Who is directing My Policeman?

It’s adapted by Oscar-nominated Philadelphia screenwriter Ron Nyswaner and directed by theatre veteran Michael Grandage in his filmmaking debut. When Grandage hired Styles for the film, the musician-actor only had 2017’s Dunkirk on his acting CV but recalls how that relative inexperience and naturalism was a major plus. ‘Because he hasn’t done much, he hasn’t developed the ability to work out tricks or even lie,’ he tells Vanity Fair, likening the actor to British new wave greats like Albert Finney and Tom Courtenay. ‘They just bring themselves to the role, and it seems to be very uncomplicated in the way they achieve it and Harry had that.’

But there’s another key – and fascinating – contemporary figure behind this story: openly gay ex-Major League Soccer star Robbie Rogers. The footballer-turned-producer first stumbled upon the novel (‘It was kind of like my coming-out book,’ he tells Vanity Fair), and he subsequently fought to get a movie version financed over eight challenging years. ‘We’ve always heard the most political versions of: “Tthis is going to be difficult to make”, or “No one’s going to watch this”.’ 

My Policeman
Photograph: AmazonHarry Styles and Emma Corrin in ‘My Policeman’

Is it significant that they haven’t cast a gay actor in the title role?

While Harry Styles is circumspect about discussing his sexuality, he’s an ally rather than a paid-up member of the queer community. But alongside him, producer Rogers and director Grandage were at pains to represent the LGBTQ+ community via the cast list, casting two openly gay actors in Dawson and Everett. ‘We thought it would be wonderful to do a film like this and at least have some people in it who could speak to an experience that was authentic for themselves,’ Grandage, who is himself gay, tells Vanity Fair.

My Policeman
Photograph:‘My Policeman’ co-stars Rupert Everett, Gina McKee and Linus Roache

For Rogers, who went through similar experiences as a sportsman hiding his sexuality from the public glare, it​'’s a personal story with a hopeful message. ‘It’s never too late to have a love story,’ he says. ‘Don’t allow regret to weigh you down – there’s always hope.’

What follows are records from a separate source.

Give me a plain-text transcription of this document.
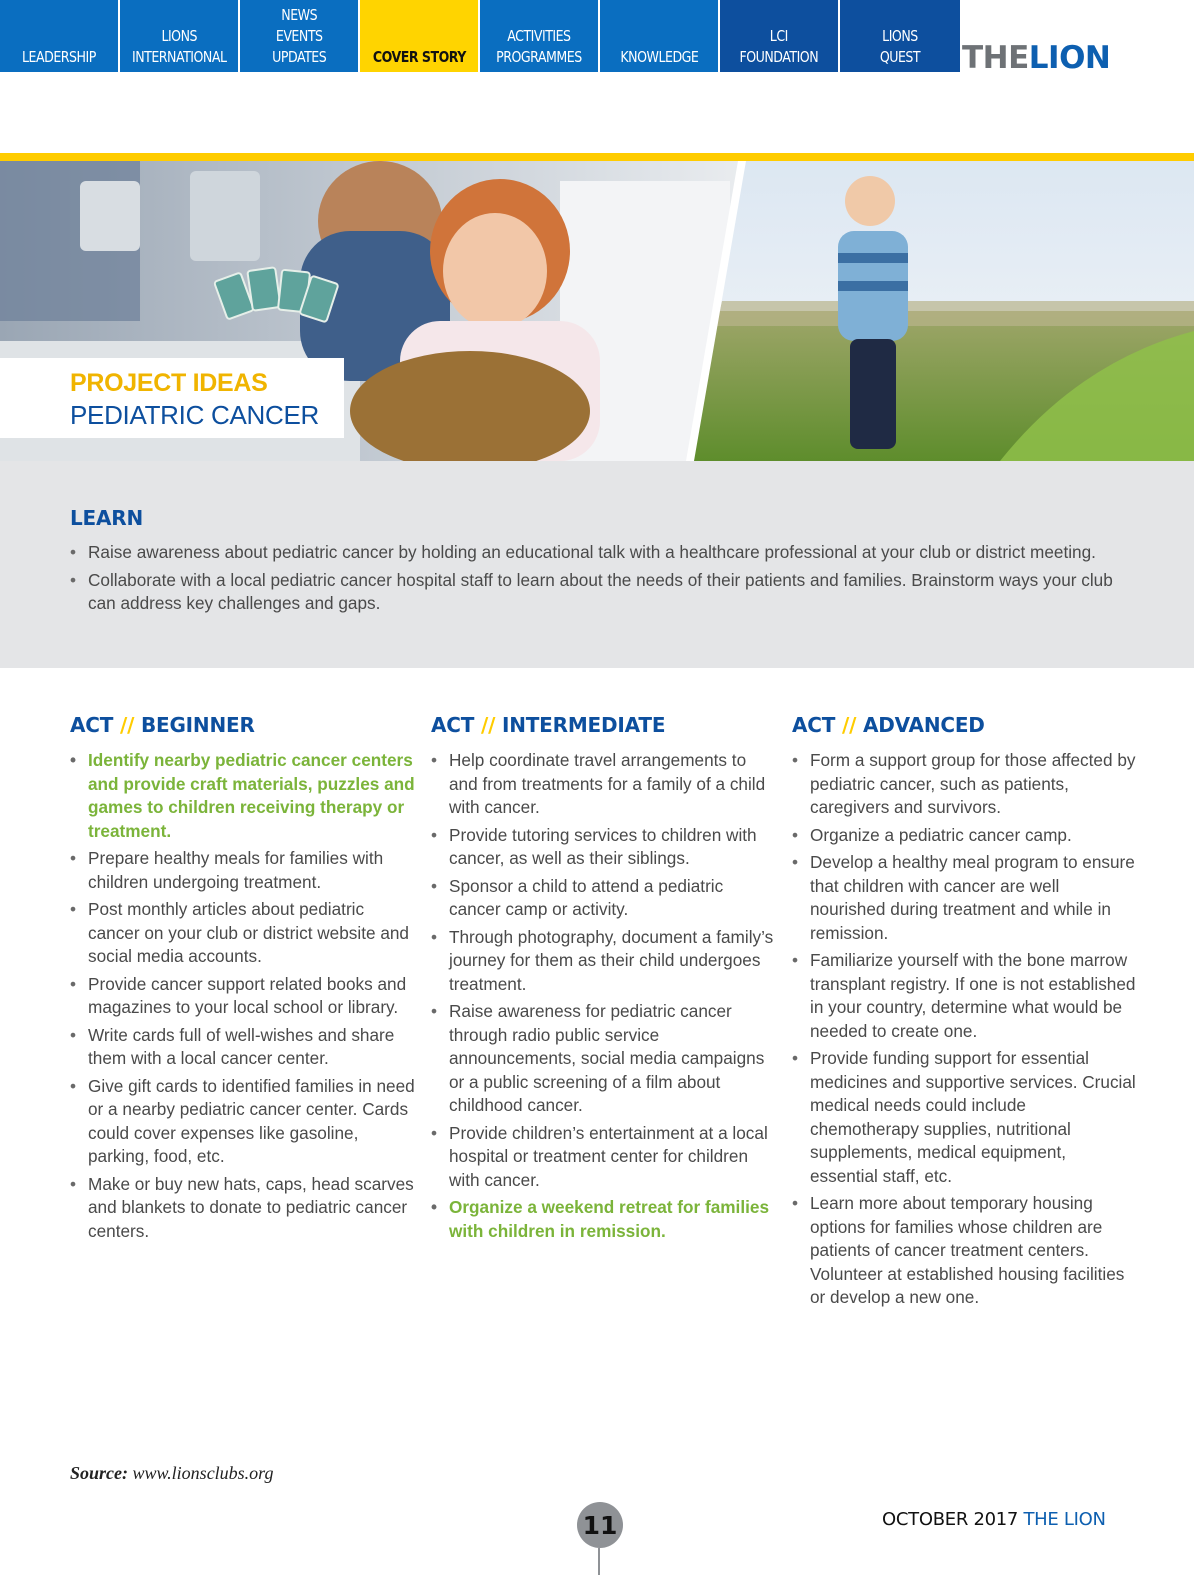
LEADERSHIP
LIONS
INTERNATIONAL
NEWS
EVENTS
UPDATES	COVER STORY
ACTIVITIES
PROGRAMMES	KNOWLEDGE
LCI
FOUNDATION
LIONS
QUEST THELION
PROJECT IDEAS
PEDIATRIC CANCER
LEARN
• Raise awareness about pediatric cancer by holding an educational talk with a healthcare professional at your club or district meeting.
• Collaborate with a local pediatric cancer hospital staff to learn about the needs of their patients and families. Brainstorm ways your club can address key challenges and gaps.
ACT // BEGINNER
• Identify nearby pediatric cancer centers and provide craft materials, puzzles and games to children receiving therapy or treatment.
• Prepare healthy meals for families with children undergoing treatment.
• Post monthly articles about pediatric cancer on your club or district website and social media accounts.
• Provide cancer support related books and magazines to your local school or library.
• Write cards full of well-wishes and share them with a local cancer center.
• Give gift cards to identified families in need or a nearby pediatric cancer center. Cards could cover expenses like gasoline, parking, food, etc.
• Make or buy new hats, caps, head scarves and blankets to donate to pediatric cancer centers.
ACT // INTERMEDIATE
• Help coordinate travel arrangements to and from treatments for a family of a child with cancer.
• Provide tutoring services to children with cancer, as well as their siblings.
• Sponsor a child to attend a pediatric cancer camp or activity.
• Through photography, document a family’s journey for them as their child undergoes treatment.
• Raise awareness for pediatric cancer through radio public service announcements, social media campaigns or a public screening of a film about childhood cancer.
• Provide children’s entertainment at a local hospital or treatment center for children with cancer.
• Organize a weekend retreat for families with children in remission.
ACT // ADVANCED
• Form a support group for those affected by pediatric cancer, such as patients, caregivers and survivors.
• Organize a pediatric cancer camp.
• Develop a healthy meal program to ensure that children with cancer are well nourished during treatment and while in remission.
• Familiarize yourself with the bone marrow transplant registry. If one is not established in your country, determine what would be needed to create one.
• Provide funding support for essential medicines and supportive services. Crucial medical needs could include chemotherapy supplies, nutritional supplements, medical equipment, essential staff, etc.
• Learn more about temporary housing options for families whose children are patients of cancer treatment centers. Volunteer at established housing facilities or develop a new one.
Source: www.lionsclubs.org
11	OCTOBER 2017 THE LION
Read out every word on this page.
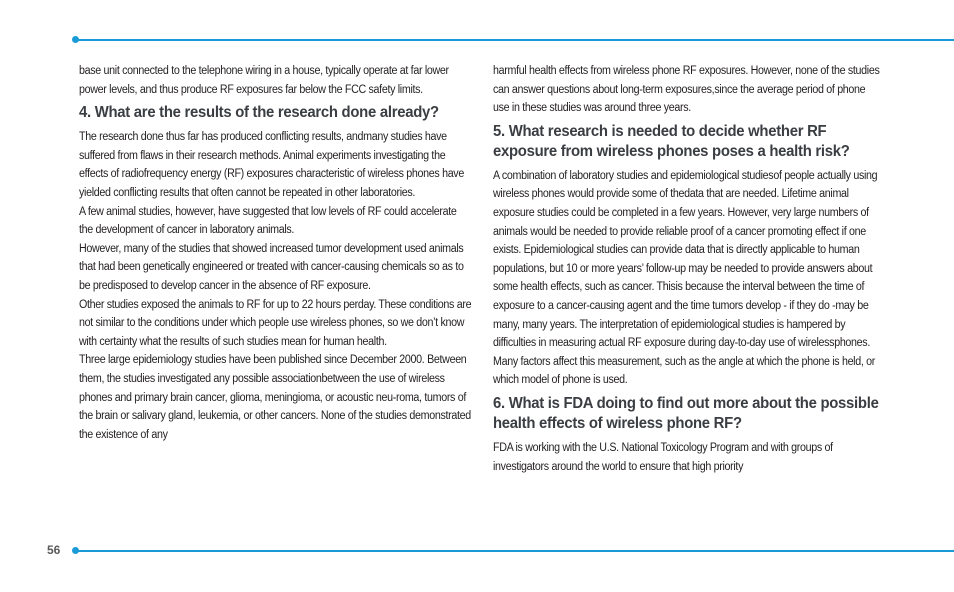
base unit connected to the telephone wiring in a house, typically operate at far lower power levels, and thus produce RF exposures far below the FCC safety limits.

4. What are the results of the research done already?

The research done thus far has produced conflicting results, andmany studies have suffered from flaws in their research methods. Animal experiments investigating the effects of radiofrequency energy (RF) exposures characteristic of wireless phones have yielded conflicting results that often cannot be repeated in other laboratories.

A few animal studies, however, have suggested that low levels of RF could accelerate the development of cancer in laboratory animals.

However, many of the studies that showed increased tumor development used animals that had been genetically engineered or treated with cancer-causing chemicals so as to be predisposed to develop cancer in the absence of RF exposure.

Other studies exposed the animals to RF for up to 22 hours perday. These conditions are not similar to the conditions under which people use wireless phones, so we don’t know with certainty what the results of such studies mean for human health.

Three large epidemiology studies have been published since December 2000. Between them, the studies investigated any possible associationbetween the use of wireless phones and primary brain cancer, glioma, meningioma, or acoustic neu-roma, tumors of the brain or salivary gland, leukemia, or other cancers. None of the studies demonstrated the existence of any

harmful health effects from wireless phone RF exposures. However, none of the studies can answer questions about long-term exposures,since the average period of phone use in these studies was around three years.

5. What research is needed to decide whether RF exposure from wireless phones poses a health risk?

A combination of laboratory studies and epidemiological studiesof people actually using wireless phones would provide some of thedata that are needed. Lifetime animal exposure studies could be completed in a few years. However, very large numbers of animals would be needed to provide reliable proof of a cancer promoting effect if one exists. Epidemiological studies can provide data that is directly applicable to human populations, but 10 or more years’ follow-up may be needed to provide answers about some health effects, such as cancer. Thisis because the interval between the time of exposure to a cancer-causing agent and the time tumors develop - if they do -may be many, many years. The interpretation of epidemiological studies is hampered by difficulties in measuring actual RF exposure during day-to-day use of wirelessphones. Many factors affect this measurement, such as the angle at which the phone is held, or which model of phone is used.

6. What is FDA doing to find out more about the possible health effects of wireless phone RF?

FDA is working with the U.S. National Toxicology Program and with groups of investigators around the world to ensure that high priority

56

Will My Policeman be R-rated?

This one should be safe to watch with your parents, should the scenario arise. Styles recently popped by Howard Stern’s radio show to share the news that – in the technical parlance – there will be ‘bum-bum’ on display, but ‘no peen’. Although he also mentioned that he was required to ‘wear a gas mask’ while make-up artists airbrushed his tattoos for the nude scenes. 

Grandage tells Vanity Fair that the film will ‘[show] “lovemaking” in the broadest sense of the word, something that was choreographically interesting and not just some kind of thrusting sense of sex going on.’ Anyone after the thrusting, in other words, may need ​to ​head over to screen two and the slightly more explicit Don’t Worry Darling. We Brits are keeping it a little more modest. 

Where was My Policeman filmed?

As per the novel’s setting, the majority of filming took place on England’s south coast in Brighton, Worthing and Hove, with other scenes shot in London. Venice also appears, with the shoot wrapping in the Italian city in December 2021.